As the lights rise on Kevin Depinet’s basement junkshop set, the world of the play is laid out in immense detail. This is Don’s Resale Shop, and Don (a solid, focused Kurt Ehrmann), a less frenetic, less desperate foil to Teach, is ready for business, though no actual customer appears during the hour and forty-five minutes of the play. The basement setting is an appropriate parallel to the status of these characters — all on the lowest rung of society. It’s cluttered, dark and cramped — no small feat of design on the huge McCarter Matthews stage, which has been narrowed, framed with a black border and filled with every imaginable variety of junk, rows and rows of “merchandise” — everything imaginable from chandeliers to filing cabinets to a dead-pig sticker that becomes a key prop in the final scene.
American Buffalo is a story about American capitalism and what happens to human beings and their relationships in the quest for money. It is also a story about men and power and the idiosyncrasies of male behavior, as three outcast losers struggle to explain themselves and find meaning in the junkshop of their lives. It is a story of interdependence and betrayal.
Early in the first of two acts, Don reveals to Teach and Bob (Patrick Andrews), a young ex-junkie protégé, his business plan: stealing a coin collection, including a rare buffalo nickel, from a former customer’s house in the neighborhood. Teach wants in, and the two older men decide to exclude Bob from the deal and instead enlist a seasoned colleague, Fletcher, who never appears. They agree to meet back at the junkshop late that night to execute their plan. The second act starts at the arranged meeting time that night.
Mr. Andrews and Mr. Ehrmann sometimes fade into the background in the presence of the dominant Teach, but both are convincing, interesting, multi-faceted characters — at times, particularly in a scene of reconciliation near the end, affectingly sympathetic.
Amy Morton, an ensemble member of Chicago’s Steppenwolf Company since 1997 with a wide range of directing and acting credits, has directed this production with skill, sensitivity, and a particularly sharp satiric edge in its portrayal of the excesses of male values and behavior.
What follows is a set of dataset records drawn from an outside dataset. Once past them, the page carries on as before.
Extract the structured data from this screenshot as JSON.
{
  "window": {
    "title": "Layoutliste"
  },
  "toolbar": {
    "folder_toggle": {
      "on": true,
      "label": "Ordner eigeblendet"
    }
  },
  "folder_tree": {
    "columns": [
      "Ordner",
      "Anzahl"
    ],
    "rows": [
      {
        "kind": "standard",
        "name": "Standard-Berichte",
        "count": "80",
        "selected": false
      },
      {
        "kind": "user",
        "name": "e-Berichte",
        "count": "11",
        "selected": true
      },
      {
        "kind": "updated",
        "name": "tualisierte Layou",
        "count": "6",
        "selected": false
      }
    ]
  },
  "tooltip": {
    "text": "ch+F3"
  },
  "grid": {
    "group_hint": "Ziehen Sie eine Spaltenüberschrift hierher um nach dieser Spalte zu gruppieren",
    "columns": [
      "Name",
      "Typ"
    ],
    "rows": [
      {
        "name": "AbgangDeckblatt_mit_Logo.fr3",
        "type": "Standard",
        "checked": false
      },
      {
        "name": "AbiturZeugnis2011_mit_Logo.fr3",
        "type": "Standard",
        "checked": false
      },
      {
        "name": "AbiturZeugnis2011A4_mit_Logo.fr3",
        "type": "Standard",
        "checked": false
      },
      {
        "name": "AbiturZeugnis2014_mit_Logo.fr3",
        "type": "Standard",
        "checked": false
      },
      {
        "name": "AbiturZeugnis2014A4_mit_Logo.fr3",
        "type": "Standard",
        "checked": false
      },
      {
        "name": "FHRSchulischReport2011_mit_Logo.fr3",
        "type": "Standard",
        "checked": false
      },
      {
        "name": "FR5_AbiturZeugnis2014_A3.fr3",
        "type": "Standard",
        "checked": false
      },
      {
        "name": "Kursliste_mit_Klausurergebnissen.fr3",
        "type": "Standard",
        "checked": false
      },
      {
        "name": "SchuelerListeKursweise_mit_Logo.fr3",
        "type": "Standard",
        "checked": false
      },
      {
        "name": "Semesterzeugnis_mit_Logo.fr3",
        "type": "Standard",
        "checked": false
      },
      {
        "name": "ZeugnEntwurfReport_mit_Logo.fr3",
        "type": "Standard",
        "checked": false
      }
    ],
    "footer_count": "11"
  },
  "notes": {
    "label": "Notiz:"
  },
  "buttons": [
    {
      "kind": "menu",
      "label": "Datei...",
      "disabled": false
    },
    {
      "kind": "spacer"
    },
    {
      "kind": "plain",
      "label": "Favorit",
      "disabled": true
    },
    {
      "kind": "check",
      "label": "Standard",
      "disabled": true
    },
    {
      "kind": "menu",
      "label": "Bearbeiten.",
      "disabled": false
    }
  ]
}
Through the character of Teach, especially, she displays here Steppenwolf’s trademark lack of restraint in its presentation of passionate emotion and physicality. She moves the action along rapidly from moment to moment and effectively brings out the humor, the harshness, and the poignancy of this sordid slice of life. Ms. Morton recently appeared in the film Up in the Air and in 2007-08 in Mr. Letts’ August: Osage County, for which she received a Tony nomination.
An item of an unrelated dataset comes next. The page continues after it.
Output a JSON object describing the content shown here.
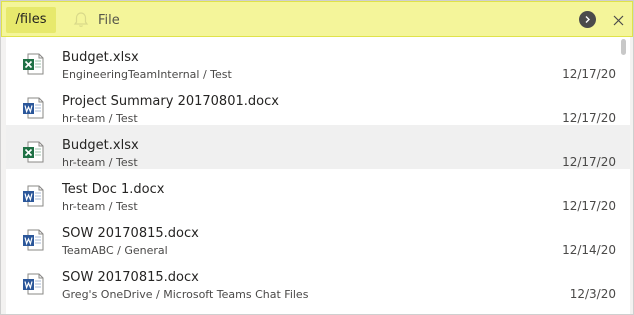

American Buffalo in some ways seems like a small play: only three, inconsequential characters; lots of talk but very little action — the planned burglary fizzles; and even Mamet’s realistic, crackling dialogue no longer dazzles with the brilliance and shock value it had thirty years ago. As a searing satire, however, on the American Dream and the deluded dreamers who pursue it, the play resonates powerfully in the context of so many recent events in the business news.
“American Buffalo,” as David Mamet told the London Times in 1978, “is about an essential part of American consciousness, which is the ability to suspend an ethical sense and adopt in its stead a popular accepted mythology and use that to assuage your conscience like everyone else is doing.”